Die Bruttomarge sank deutlich von 73 auf 65 Prozent. Parallel dazu halbierte sich das bereinigte EBITDA nahezu auf 44,3 Millionen US-Dollar.

Eine Abschreibung auf Semaglutid-Bestände in Höhe von 33 Millionen US-Dollar drückte das Ergebnis zusätzlich. Pro Abonnent nahm Hims & Hers monatlich nur noch 80 US-Dollar ein. Das entspricht einem Rückgang von sechs Prozent. Die Gesamtzahl der Abonnenten kletterte derweil auf rund 2,6 Millionen.

Expansion und regulatorischer Druck

Das Management setzt verstärkt auf Expansion und künstliche Intelligenz. In Kanada startete das Unternehmen den Verkauf von generischem Semaglutid. Zur Finanzierung plant der Vorstand eine Wandelanleihe über 300 Millionen US-Dollar.

Die US-Gesundheitsbehörde FDA prüft derzeit die Werbepraktiken des Unternehmens kritisch. Es geht um die Vermarktung von zusammengesetzten Präparaten.
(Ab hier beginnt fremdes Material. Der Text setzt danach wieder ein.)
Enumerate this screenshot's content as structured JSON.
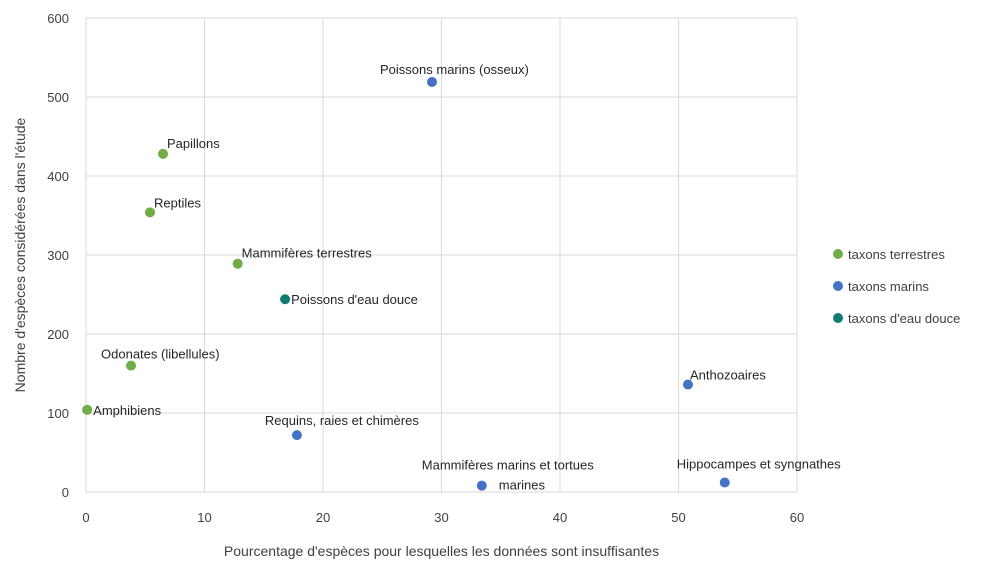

Die Behörde warnt vor Werbeversprechen, die diese Produkte mit offiziell zugelassenen Medikamenten gleichsetzen.

Ausblick und Marktstimmung

Trotz der schwachen Quartalszahlen hält Hims & Hers an seiner Jahresprognose fest. Der Umsatz soll 2026 zwischen 2,8 und 3,0 Milliarden US-Dollar liegen. Für das laufende zweite Quartal peilt das Unternehmen bis zu 700 Millionen US-Dollar an.

Analysten blicken gespalten auf die GLP-1-Strategie des Konzerns. Während einige auf das Wachstumspotenzial setzen, warnen andere vor dem anhaltenden Margendruck. Die hohe Leerverkaufsquote deutet auf eine weiterhin hohe Volatilität der Aktie hin.